Crítica: Quase uma Rockstar (All Together Now)
Algum profeta bíblico – ou talvez Nostradamus, não me lembro – previu que haveria uma maldição que forçaria os tradutores brasileiros a falharem miseravelmente toda vez que tentassem adaptar o título de um filme estrangeiro de significado não-óbvio para o português. Quase uma Rockstar é mais uma prova pro Padre Quevedo acreditar nessas coisas.
Lançado pela Netflix em uma dessas levas de filmes de orçamento enxuto que dificilmente seria produzido pelos grandes estúdios, All Together Now no original (“Todos Juntos Agora”, em uma tradução literal muito mais coerente com o enredo do filme) conta a história de Amber Appleton, uma adolescente dessas com o coração maior que o mundo, que é voluntária num lar de velhinhos, dá aula de inglês numa igreja coreana, ajuda na produção da peça da escola, faz campanha de caridade pra angariar fundos pra causas importantes, prepara sanduíche de geleia com manteiga de amendoim pro crush, canta com uma voz de diva, mas esconde dos amigos que mora com a mãe num ônibus escolar.
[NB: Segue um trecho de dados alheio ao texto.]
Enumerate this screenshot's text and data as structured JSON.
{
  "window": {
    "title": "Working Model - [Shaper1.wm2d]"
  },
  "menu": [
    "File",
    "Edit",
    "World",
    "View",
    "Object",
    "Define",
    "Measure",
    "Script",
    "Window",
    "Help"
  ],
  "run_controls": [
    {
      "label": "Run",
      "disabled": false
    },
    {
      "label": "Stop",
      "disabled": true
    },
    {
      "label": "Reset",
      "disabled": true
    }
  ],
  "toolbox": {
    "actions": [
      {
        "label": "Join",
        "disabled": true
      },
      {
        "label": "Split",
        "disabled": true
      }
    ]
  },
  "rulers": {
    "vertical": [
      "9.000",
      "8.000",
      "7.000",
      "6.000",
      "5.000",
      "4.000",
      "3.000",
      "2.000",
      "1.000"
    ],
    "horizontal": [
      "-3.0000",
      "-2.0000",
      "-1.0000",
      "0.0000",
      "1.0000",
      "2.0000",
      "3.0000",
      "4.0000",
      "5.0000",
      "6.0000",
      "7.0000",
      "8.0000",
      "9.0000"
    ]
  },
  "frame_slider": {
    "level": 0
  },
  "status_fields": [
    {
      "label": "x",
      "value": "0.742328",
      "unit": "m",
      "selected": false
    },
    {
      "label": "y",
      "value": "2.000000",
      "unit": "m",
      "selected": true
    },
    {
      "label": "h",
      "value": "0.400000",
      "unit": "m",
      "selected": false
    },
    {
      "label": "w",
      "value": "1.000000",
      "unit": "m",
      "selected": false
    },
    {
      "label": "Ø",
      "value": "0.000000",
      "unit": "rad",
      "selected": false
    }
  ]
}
Amber, interpretada por Auli’i Cravalho – a voz da Moana na animação da disney – tem um sonho: estudar canto em uma prestigiosa faculdade. Quando é chamada para uma audição e seu sonho parece estar a uma viagem de distância, o universo resolve cagar em sua cabeça mais do que uma menina é capaz de suportar. Ela terá de encontrar forças para superar tragédia atrás de tragédia, e deixar de ser cabeça-dura e orgulhosa, aceitando a ajuda das pessoas que a amam.
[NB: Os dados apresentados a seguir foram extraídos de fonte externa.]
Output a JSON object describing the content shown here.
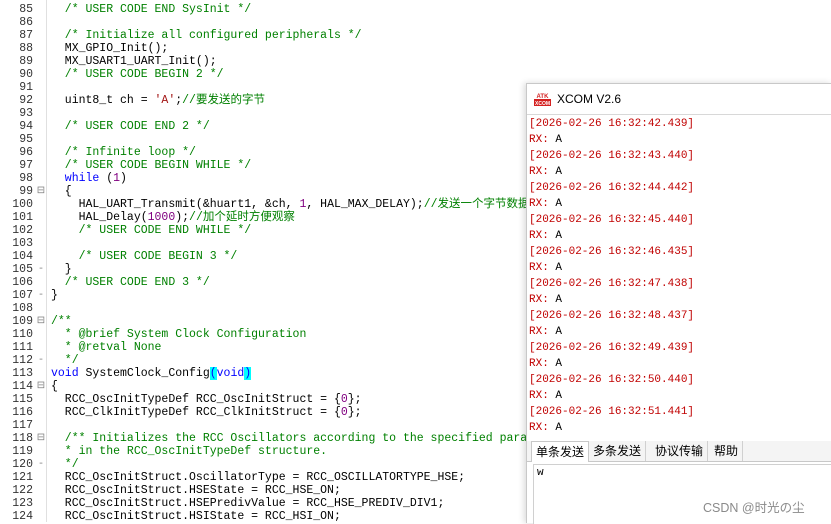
{
  "editor": {
    "lines": [
      {
        "n": "85",
        "fold": "",
        "segs": [
          [
            "c",
            "  /* USER CODE END SysInit */"
          ]
        ]
      },
      {
        "n": "86",
        "fold": "",
        "segs": []
      },
      {
        "n": "87",
        "fold": "",
        "segs": [
          [
            "c",
            "  /* Initialize all configured peripherals */"
          ]
        ]
      },
      {
        "n": "88",
        "fold": "",
        "segs": [
          [
            "p",
            "  MX_GPIO_Init();"
          ]
        ]
      },
      {
        "n": "89",
        "fold": "",
        "segs": [
          [
            "p",
            "  MX_USART1_UART_Init();"
          ]
        ]
      },
      {
        "n": "90",
        "fold": "",
        "segs": [
          [
            "c",
            "  /* USER CODE BEGIN 2 */"
          ]
        ]
      },
      {
        "n": "91",
        "fold": "",
        "segs": []
      },
      {
        "n": "92",
        "fold": "",
        "segs": [
          [
            "p",
            "  uint8_t ch = "
          ],
          [
            "s",
            "'A'"
          ],
          [
            "p",
            ";"
          ],
          [
            "c",
            "//要发送的字节"
          ]
        ]
      },
      {
        "n": "93",
        "fold": "",
        "segs": []
      },
      {
        "n": "94",
        "fold": "",
        "segs": [
          [
            "c",
            "  /* USER CODE END 2 */"
          ]
        ]
      },
      {
        "n": "95",
        "fold": "",
        "segs": []
      },
      {
        "n": "96",
        "fold": "",
        "segs": [
          [
            "c",
            "  /* Infinite loop */"
          ]
        ]
      },
      {
        "n": "97",
        "fold": "",
        "segs": [
          [
            "c",
            "  /* USER CODE BEGIN WHILE */"
          ]
        ]
      },
      {
        "n": "98",
        "fold": "",
        "segs": [
          [
            "k",
            "  while"
          ],
          [
            "p",
            " ("
          ],
          [
            "n",
            "1"
          ],
          [
            "p",
            ")"
          ]
        ]
      },
      {
        "n": "99",
        "fold": "⊟",
        "segs": [
          [
            "p",
            "  {"
          ]
        ]
      },
      {
        "n": "100",
        "fold": "",
        "segs": [
          [
            "p",
            "    HAL_UART_Transmit(&huart1, &ch, "
          ],
          [
            "n",
            "1"
          ],
          [
            "p",
            ", HAL_MAX_DELAY);"
          ],
          [
            "c",
            "//发送一个字节数据"
          ]
        ]
      },
      {
        "n": "101",
        "fold": "",
        "segs": [
          [
            "p",
            "    HAL_Delay("
          ],
          [
            "n",
            "1000"
          ],
          [
            "p",
            ");"
          ],
          [
            "c",
            "//加个延时方便观察"
          ]
        ]
      },
      {
        "n": "102",
        "fold": "",
        "segs": [
          [
            "c",
            "    /* USER CODE END WHILE */"
          ]
        ]
      },
      {
        "n": "103",
        "fold": "",
        "segs": []
      },
      {
        "n": "104",
        "fold": "",
        "segs": [
          [
            "c",
            "    /* USER CODE BEGIN 3 */"
          ]
        ]
      },
      {
        "n": "105",
        "fold": "-",
        "segs": [
          [
            "p",
            "  }"
          ]
        ]
      },
      {
        "n": "106",
        "fold": "",
        "segs": [
          [
            "c",
            "  /* USER CODE END 3 */"
          ]
        ]
      },
      {
        "n": "107",
        "fold": "-",
        "segs": [
          [
            "p",
            "}"
          ]
        ]
      },
      {
        "n": "108",
        "fold": "",
        "segs": []
      },
      {
        "n": "109",
        "fold": "⊟",
        "segs": [
          [
            "c",
            "/**"
          ]
        ]
      },
      {
        "n": "110",
        "fold": "",
        "segs": [
          [
            "c",
            "  * @brief System Clock Configuration"
          ]
        ]
      },
      {
        "n": "111",
        "fold": "",
        "segs": [
          [
            "c",
            "  * @retval None"
          ]
        ]
      },
      {
        "n": "112",
        "fold": "-",
        "segs": [
          [
            "c",
            "  */"
          ]
        ]
      },
      {
        "n": "113",
        "fold": "",
        "segs": [
          [
            "k",
            "void"
          ],
          [
            "p",
            " SystemClock_Config"
          ],
          [
            "h",
            "("
          ],
          [
            "k",
            "void"
          ],
          [
            "h",
            ")"
          ]
        ]
      },
      {
        "n": "114",
        "fold": "⊟",
        "segs": [
          [
            "p",
            "{"
          ]
        ]
      },
      {
        "n": "115",
        "fold": "",
        "segs": [
          [
            "p",
            "  RCC_OscInitTypeDef RCC_OscInitStruct = {"
          ],
          [
            "n",
            "0"
          ],
          [
            "p",
            "};"
          ]
        ]
      },
      {
        "n": "116",
        "fold": "",
        "segs": [
          [
            "p",
            "  RCC_ClkInitTypeDef RCC_ClkInitStruct = {"
          ],
          [
            "n",
            "0"
          ],
          [
            "p",
            "};"
          ]
        ]
      },
      {
        "n": "117",
        "fold": "",
        "segs": []
      },
      {
        "n": "118",
        "fold": "⊟",
        "segs": [
          [
            "c",
            "  /** Initializes the RCC Oscillators according to the specified parameters"
          ]
        ]
      },
      {
        "n": "119",
        "fold": "",
        "segs": [
          [
            "c",
            "  * in the RCC_OscInitTypeDef structure."
          ]
        ]
      },
      {
        "n": "120",
        "fold": "-",
        "segs": [
          [
            "c",
            "  */"
          ]
        ]
      },
      {
        "n": "121",
        "fold": "",
        "segs": [
          [
            "p",
            "  RCC_OscInitStruct.OscillatorType = RCC_OSCILLATORTYPE_HSE;"
          ]
        ]
      },
      {
        "n": "122",
        "fold": "",
        "segs": [
          [
            "p",
            "  RCC_OscInitStruct.HSEState = RCC_HSE_ON;"
          ]
        ]
      },
      {
        "n": "123",
        "fold": "",
        "segs": [
          [
            "p",
            "  RCC_OscInitStruct.HSEPredivValue = RCC_HSE_PREDIV_DIV1;"
          ]
        ]
      },
      {
        "n": "124",
        "fold": "",
        "segs": [
          [
            "p",
            "  RCC_OscInitStruct.HSIState = RCC_HSI_ON;"
          ]
        ]
      }
    ]
  },
  "xcom": {
    "title": "XCOM V2.6",
    "logo_text": "ATK XCOM",
    "rx_entries": [
      {
        "ts": "[2026-02-26 16:32:42.439]",
        "tag": "RX:",
        "val": "A"
      },
      {
        "ts": "[2026-02-26 16:32:43.440]",
        "tag": "RX:",
        "val": "A"
      },
      {
        "ts": "[2026-02-26 16:32:44.442]",
        "tag": "RX:",
        "val": "A"
      },
      {
        "ts": "[2026-02-26 16:32:45.440]",
        "tag": "RX:",
        "val": "A"
      },
      {
        "ts": "[2026-02-26 16:32:46.435]",
        "tag": "RX:",
        "val": "A"
      },
      {
        "ts": "[2026-02-26 16:32:47.438]",
        "tag": "RX:",
        "val": "A"
      },
      {
        "ts": "[2026-02-26 16:32:48.437]",
        "tag": "RX:",
        "val": "A"
      },
      {
        "ts": "[2026-02-26 16:32:49.439]",
        "tag": "RX:",
        "val": "A"
      },
      {
        "ts": "[2026-02-26 16:32:50.440]",
        "tag": "RX:",
        "val": "A"
      },
      {
        "ts": "[2026-02-26 16:32:51.441]",
        "tag": "RX:",
        "val": "A"
      }
    ],
    "tabs": [
      "单条发送",
      "多条发送",
      "协议传输",
      "帮助"
    ],
    "send_text": "w",
    "colors": {
      "timestamp": "#c00000",
      "rx_tag": "#c00000",
      "logo_red": "#d42020"
    }
  },
  "watermark": "CSDN @时光の尘"
}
Como eu anunciei na introdução, o título em português engana. Eu imaginei que esse seria um musical adolescente no estilo “Glee”, “High School Musical”, ou algo assim, e, na verdade, número musical mesmo só aparece duas vezes e em situações muito bem escolhidas. O filme é bastante mais sério do que o nome indica e é desses que alternam momentos doces e agradáveis com drama daqueles de rasgar o coração. Até cachorrinho velhinho a menina tem (e como minha esposa sempre evidencia, se tem cachorrinho no filme você sabe que vem chororô). Seria um dramalhão exagerado não fosse o talento dos atores que conseguem vender a história de forma absolutamente crível. Além de jovens mais ou menos desconhecidos o filme conta com Justina Machado (de “Fúria em Duas Rodas” e “A Sete Palmos”) como a mãe de Amber, uma dessas mulheres que por mais que tente ser uma boa mãe acaba sempre voltando pra sarjeta, Fred Armisen (de “Saturday Night Live” e “Portlandia”) como o professor otimista da menina, e Carol Burnett (rosto conhecidíssimo como coadjuvante desde os anos 50) como Joan, uma senhorinha azeda e solitária com quem Amber tem especial cuidado no asilo de velhinhos.
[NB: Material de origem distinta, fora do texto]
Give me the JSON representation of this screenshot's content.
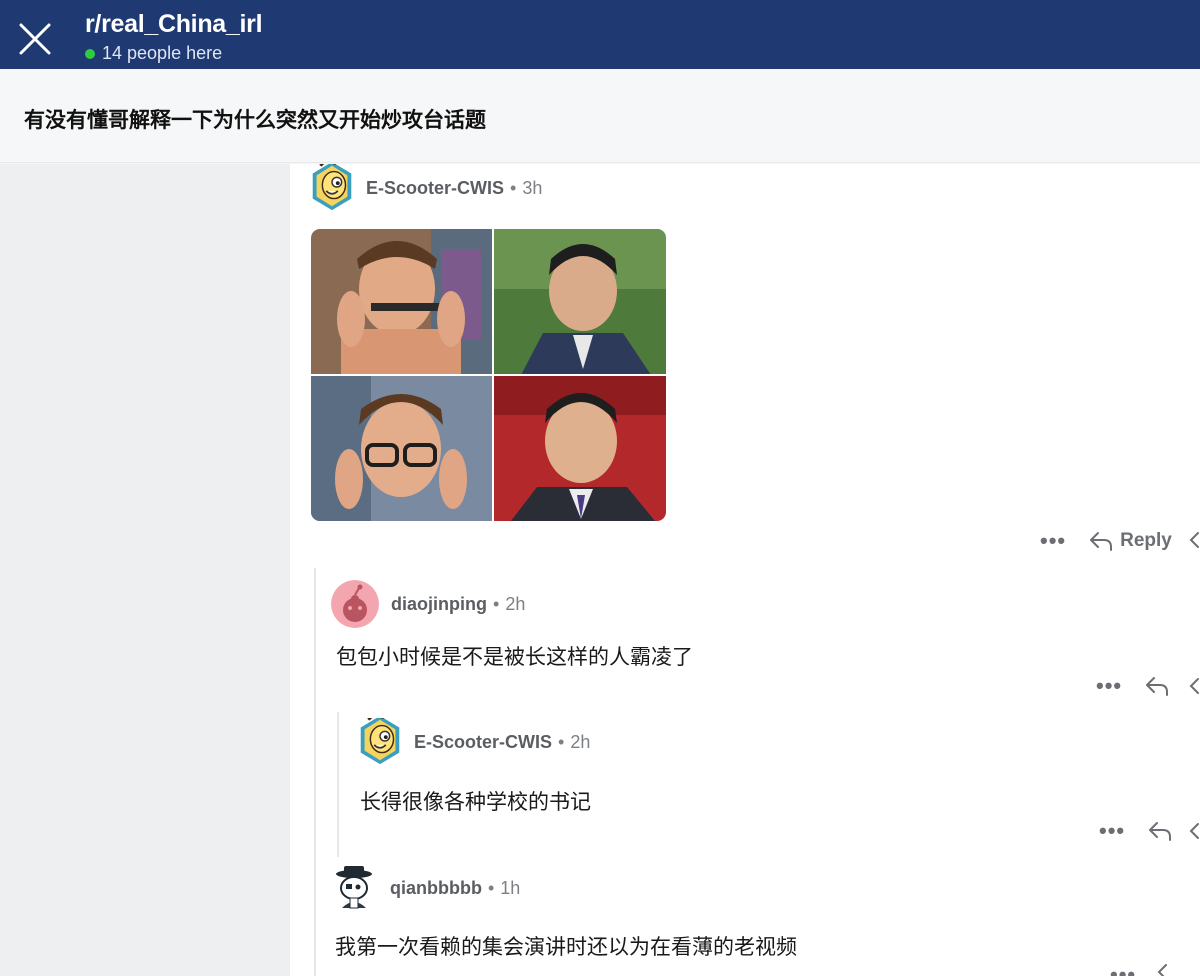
{
  "header": {
    "subreddit": "r/real_China_irl",
    "online": "14 people here"
  },
  "post": {
    "title": "有没有懂哥解释一下为什么突然又开始炒攻台话题"
  },
  "comments": [
    {
      "author": "E-Scooter-CWIS",
      "time": "3h",
      "reply_label": "Reply",
      "has_image": true,
      "image_desc_icon": "meme-image"
    },
    {
      "author": "diaojinping",
      "time": "2h",
      "body": "包包小时候是不是被长这样的人霸凌了"
    },
    {
      "author": "E-Scooter-CWIS",
      "time": "2h",
      "body": "长得很像各种学校的书记"
    },
    {
      "author": "qianbbbbb",
      "time": "1h",
      "body": "我第一次看赖的集会演讲时还以为在看薄的老视频"
    }
  ],
  "ui": {
    "separator": "•",
    "more": "•••"
  },
  "colors": {
    "topbar": "#1f3a73",
    "online_dot": "#2ecc40",
    "meta_text": "#7c7f83"
  }
}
O ponto alto do filme, no entanto, é Auli’i Cravalho no papel da protagonista. Ela tem um desses rostos comuns e adoráveis. O tipo de rosto que poderia ser encontrado em uma high school em Portland, Oregon, que de fato parece ter a idade que deveria ter (ao contrário das mega-gostosonas e fortalhões marombados de 30 anos no papel de adolescentes), e ao mesmo tempo um olhar que consegue te fazer sentir cada lágrima e um sorriso capaz de aquecer até o coração mais congelado.
A atriz torna crível a premissa de que mesmo uma pessoa tão fodida quanto Amber pode encontrar alguma razão para ser otimista. Soma-se a isso uma belíssima fotografia, as locações escolhidas a dedo com as florestas e rios do Oregon como pano de fundo, e uma deliciosa trilha sonora com canções indie de bandinhas hipster underground e, pimba, entretenimento de primeira pra uma noite chuvosa de sexta-feira pra se assistir do sofá abraçado com alguém.